Por el medio de todo esto, en un punto indeterminado de la segunda semana de pronto llegamos a casa por la tarde y descubrimos que la cama que hacía las veces de sofá en la sala ahora estaba colocada en la habitación-trastero porque la bípeda que teóricamente se había ido el primer fin de semana había decidido venir a dormir un par de noches al apartamento. Creo que fue más o menos a esas alturas cuando comenzamos a darnos cuenta de que resultaba imposible predecir la cantidad de personas que dormían cada noche en nuestra casa porque no todos aparecían siempre, así que dejamos de llevar la cuenta.

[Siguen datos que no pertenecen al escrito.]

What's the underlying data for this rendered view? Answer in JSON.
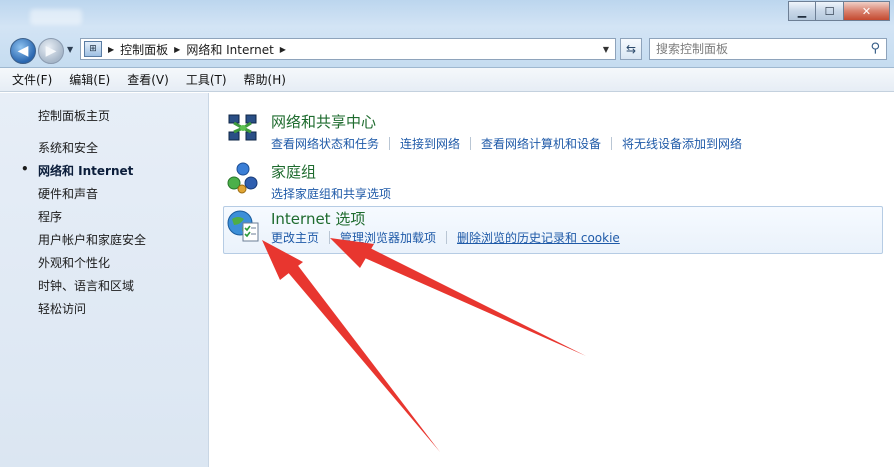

El tercer fin de semana llegamos a casa tras un paseo por la ciudad y encontramos que en el salón había una familia danesa al completo comiendo pizza, con dos niños menores de seis años correteando por la casa incluidos. Mi dueña se quedó paralizada en el umbral de la puerta, mirando a derecha e izquierda, porque durante unos instantes creyó que se había metido en el piso equivocado. Pero no, se trataba de la mudanza de una nueva bípeda que, mira tú por dónde, también compartía nombre con la chica que vivía antes en nuestra habitación y a la que nunca llegamos a conocer en persona, pero con la que cruzamos varios e-mails.

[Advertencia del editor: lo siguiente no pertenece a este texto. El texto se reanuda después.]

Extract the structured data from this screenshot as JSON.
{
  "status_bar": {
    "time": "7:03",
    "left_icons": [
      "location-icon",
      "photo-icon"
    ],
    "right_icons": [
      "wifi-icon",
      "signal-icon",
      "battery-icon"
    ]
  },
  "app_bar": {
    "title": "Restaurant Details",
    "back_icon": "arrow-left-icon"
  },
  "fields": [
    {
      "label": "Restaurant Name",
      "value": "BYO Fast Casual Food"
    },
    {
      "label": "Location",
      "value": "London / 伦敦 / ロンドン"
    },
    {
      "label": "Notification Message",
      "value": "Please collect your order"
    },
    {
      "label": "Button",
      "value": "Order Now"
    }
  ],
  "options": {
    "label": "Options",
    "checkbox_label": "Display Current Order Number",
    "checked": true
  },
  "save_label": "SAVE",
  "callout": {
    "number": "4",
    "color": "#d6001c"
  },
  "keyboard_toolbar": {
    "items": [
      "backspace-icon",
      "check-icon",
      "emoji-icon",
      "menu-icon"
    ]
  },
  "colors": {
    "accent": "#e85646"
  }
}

Recapitulando: la primera semana vivimos juntos el vikingo, mi dueña y yo. La segunda semana ya éramos cuatro: mi humana, los daneses tocayos y yo, con la aparición estelar de la increíble bípeda fluctuante ahora-me-ves-ahora-no-me-ves. Finalmente, esta última semana hemos sido cuatro humanos y una ardilla: los dos simios con nombres repetidos, la humana nueva, mi ama y yo.
Ayer terminaba enero y, con él, el contrato antiguo, de modo que el vikingo rubio se pasó la jornada empaquetando sus cosas. En breve explicaré por qué esto es relevante. Simultáneamente, los otros dos daneses nuevos aprovecharon la jornada para mudarse también. Lo hicieron con un séquito de amigos, familiares y latas de cerveza, de manera que cuando mi ama se puso hacer la comida había seis daneses completamente desconocidos sentados en el salón bebiendo Tuborg, un maremágnum de muebles distribuido de cualquier forma por habitaciones y pasillos y un guirigay considerable (e incomprensible).
Volvamos al vikingo rubio. Dado que era el único que quedaba del grupo de inquilinos previos quedó encargado de disponer de los muebles que los ocupantes anteriores hubiesen dejado allí porque, repito, en Dinamarca las casas se entregan vacías. Después de reclamar muy justamente la almohada que nos había prestado durante este tiempo nos informó de que hoy, domingo, un amigo suyo vendría a recoger las cosas que él no podía llevarse consigo.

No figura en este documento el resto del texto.